Right now you should get an error implying that the server is not on:

        Socket::open() connect() <Host: localhost Port: 9090>Connection refused
        Abort trap

If you get the following error:

    error while loading shared libraries: libthrift-0.9.0.so: cannot open shared object file: No such file or directory

It just means that you need to add libthrift-0.9.0 to your path:

     $ export LD_LIBRARY_PATH='/usr/lib':$LD_LIBRARY_PATH

Creating the Python Client

Creating a Python client is even easier than creating the C++ client. In order to use python, you must go into the Thrift/lib/py directory and run

    $ sudo python setup.py install

If you do not do this, you will get this error when you try to run the client:

    File "./UserStorage_Client.py", line 3, in <module> from Test import UserStorage
    File "thrift-0.9.0/compiler/cpp/gen-py/Test/UserStorage.py", line 9, in <module> from
    thrift.Thrift import TType, TMessageType, TException, TApplicationException
    ImportError: No module named thrift.Thrift

Next, go to the thrift/compiler/cpp directory, change the namespace from “cpp” to “py” and generate the python code:

    $ thrift -r --gen py start.thrift

In the newly created gen-py folder, add this file:

UserStorage_Client.py

import sys

from Test import UserStorage
from Test.ttypes import *

from thrift import Thrift
from thrift.transport import TSocket
from thrift.transport import TTransport
from thrift.protocol import TBinaryProtocol
    try:

    # Make socket
    transport = TSocket.TSocket('localhost', 9090)

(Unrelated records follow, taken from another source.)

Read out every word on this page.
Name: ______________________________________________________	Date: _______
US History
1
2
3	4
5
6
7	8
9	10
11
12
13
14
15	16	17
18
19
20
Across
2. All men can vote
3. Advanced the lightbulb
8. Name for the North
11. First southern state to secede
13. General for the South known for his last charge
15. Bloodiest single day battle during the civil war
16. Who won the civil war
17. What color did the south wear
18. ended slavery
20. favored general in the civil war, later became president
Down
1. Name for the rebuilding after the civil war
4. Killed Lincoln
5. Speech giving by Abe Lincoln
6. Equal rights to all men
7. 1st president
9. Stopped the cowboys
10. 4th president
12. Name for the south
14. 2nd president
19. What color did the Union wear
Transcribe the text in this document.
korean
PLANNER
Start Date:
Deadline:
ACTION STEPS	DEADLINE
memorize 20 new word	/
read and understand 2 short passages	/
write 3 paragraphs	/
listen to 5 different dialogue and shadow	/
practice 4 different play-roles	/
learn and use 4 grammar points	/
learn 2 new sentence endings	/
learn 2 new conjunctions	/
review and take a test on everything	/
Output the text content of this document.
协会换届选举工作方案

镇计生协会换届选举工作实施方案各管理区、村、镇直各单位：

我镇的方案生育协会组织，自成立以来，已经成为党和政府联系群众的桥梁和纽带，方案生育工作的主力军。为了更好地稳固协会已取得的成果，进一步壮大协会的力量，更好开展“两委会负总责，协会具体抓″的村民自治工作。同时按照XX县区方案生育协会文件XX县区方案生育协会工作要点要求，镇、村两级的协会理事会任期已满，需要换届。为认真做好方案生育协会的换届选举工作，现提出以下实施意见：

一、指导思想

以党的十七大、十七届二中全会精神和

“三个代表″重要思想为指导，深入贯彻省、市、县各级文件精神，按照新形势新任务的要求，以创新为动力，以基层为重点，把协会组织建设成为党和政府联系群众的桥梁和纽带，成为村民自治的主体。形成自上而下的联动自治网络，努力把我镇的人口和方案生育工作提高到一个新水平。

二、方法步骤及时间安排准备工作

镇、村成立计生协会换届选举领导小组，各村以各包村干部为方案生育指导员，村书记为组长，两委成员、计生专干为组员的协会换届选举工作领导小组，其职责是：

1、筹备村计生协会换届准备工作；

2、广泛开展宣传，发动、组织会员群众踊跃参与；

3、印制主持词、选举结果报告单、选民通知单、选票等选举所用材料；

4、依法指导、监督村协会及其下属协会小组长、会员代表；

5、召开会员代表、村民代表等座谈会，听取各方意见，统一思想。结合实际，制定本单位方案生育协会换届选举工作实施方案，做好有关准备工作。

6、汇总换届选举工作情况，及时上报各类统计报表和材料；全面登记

    # Buffering is critical. Raw sockets are very slow
    transport = TTransport.TBufferedTransport(transport)

    # Wrap in a protocol
    protocol = TBinaryProtocol.TBinaryProtocol(transport)

    # Create a client to use the protocol encoder
    client = UserStorage.Client(protocol)

    # Connect!
    transport.open()

    up = UserProfile(uid=2, name="Python", blurb="Python's blurb", month=1, day=28, year=1978)
    print 'Sending User Info to Server'

    info = client.repeat(up)
    days = client.daysold(up)

    # Close!
    transport.close()

    except Thrift.TException, tx:
    print '%s' % (tx.message)

Finally, run the client with the command:

    $ python UserStorage_Client.py

Once again, you should get an error implying that the server is not on:

    Could not connect to localhost:9090

Test Server and Clients

Start up the Java server (In eclipse- right click on UserStorageserver.Java and select “Run as Java Application”) Go to the directory where my Java_Server.jar is located and use the command:

    $ Java -jar Java_Server.jar

Execute the C++ client by going to the gen-cpp directory in a separate terminal window:

    $ ./UserStorage_Client

Execute the Python client by going to the gen-py directory:

    $ Python UserStorage_Client.py

If everything ran correctly, each client’s terminal should say “User Info Sent to Server” and the server’s terminal should show this:

Starting the simple server...
Repeat:
User's ID: 1
User's Name: Cpp
User's Blurb: Cpp's blurb

Days Old:
User is approximately 8146 days old.

Repeat:
User's ID: 2
User's Name: Python
User's Blurb: Python's blurb

Days Old:
User is approximately 12808 days old.